Pitcairn magistrate denies sex charges
When young girls on Pitcairn Island were raped and molested, they had no one to tell, for it was the men in authority who were their alleged assailants. Yesterday it was the turn of Jay Warren, a former magistrate, to follow the mayor, Steve Christian, into the dock in the continuing multiple child sex abuse case on the South Pacific island.
Mr Warren, 48, was charged with indecently assaulting a 12-year-old girl in Bounty Bay. Pitcairn Supreme Court heard that the former magistrate, who later served as the remote British dependency's magistrate for a decade in the 1990s, groped the girl in the early 1980s as she was body-surfing in the bay with friends after school. He denies the charge.
Asked by Paul Dacre, the public defender, why she did not tell anyone about the alleged assault, the woman, now 33, said: "On Pitcairn I don't recall talking about anything personal to anyone in the whole time I lived there." She said she could remember the incident clearly, as well as "many more that happened before that age".
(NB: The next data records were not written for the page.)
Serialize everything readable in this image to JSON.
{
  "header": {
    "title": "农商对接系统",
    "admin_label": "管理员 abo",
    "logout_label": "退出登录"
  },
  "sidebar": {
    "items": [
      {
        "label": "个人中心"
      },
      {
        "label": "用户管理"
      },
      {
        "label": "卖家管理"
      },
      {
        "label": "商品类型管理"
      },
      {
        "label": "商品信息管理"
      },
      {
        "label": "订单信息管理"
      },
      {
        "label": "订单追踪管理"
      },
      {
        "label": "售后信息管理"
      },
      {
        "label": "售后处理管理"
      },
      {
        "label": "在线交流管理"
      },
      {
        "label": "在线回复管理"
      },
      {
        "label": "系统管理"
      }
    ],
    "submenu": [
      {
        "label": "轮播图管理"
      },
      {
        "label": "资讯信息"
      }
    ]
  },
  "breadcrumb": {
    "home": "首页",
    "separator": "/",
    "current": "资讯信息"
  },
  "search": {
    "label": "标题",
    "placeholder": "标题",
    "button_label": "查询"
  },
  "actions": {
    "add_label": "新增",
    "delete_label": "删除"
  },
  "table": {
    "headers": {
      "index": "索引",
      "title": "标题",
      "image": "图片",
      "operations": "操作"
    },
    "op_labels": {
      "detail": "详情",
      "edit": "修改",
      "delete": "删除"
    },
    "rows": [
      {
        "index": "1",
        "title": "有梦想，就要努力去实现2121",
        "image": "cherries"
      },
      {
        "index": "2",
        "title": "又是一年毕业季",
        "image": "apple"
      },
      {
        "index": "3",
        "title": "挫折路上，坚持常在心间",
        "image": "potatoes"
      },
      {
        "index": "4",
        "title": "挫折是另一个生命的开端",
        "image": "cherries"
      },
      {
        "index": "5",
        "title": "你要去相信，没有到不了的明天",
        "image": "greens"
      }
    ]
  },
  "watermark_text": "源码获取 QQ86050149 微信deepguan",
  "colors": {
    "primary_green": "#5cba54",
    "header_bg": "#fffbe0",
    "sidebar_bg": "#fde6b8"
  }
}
The same girl was one of four alleged victims of Terry Young, 45, who also went on trial yesterday, charged with one rape and seven indecent assaults spanning nearly 20 years. She told the court she was 10 when Mr Young groped her as she emerged from the female lavatories at the island's school.
Young has admitted accosting her and also told police that he molested another local girl when she was 13 or 14, while she was riding with him on his quad bike. Another 10-year-old was allegedly assaulted by Mr Young during a children's game of tag at a communal dinner at an islander's house. He admitted that the incident happened, but claimed it was accidental.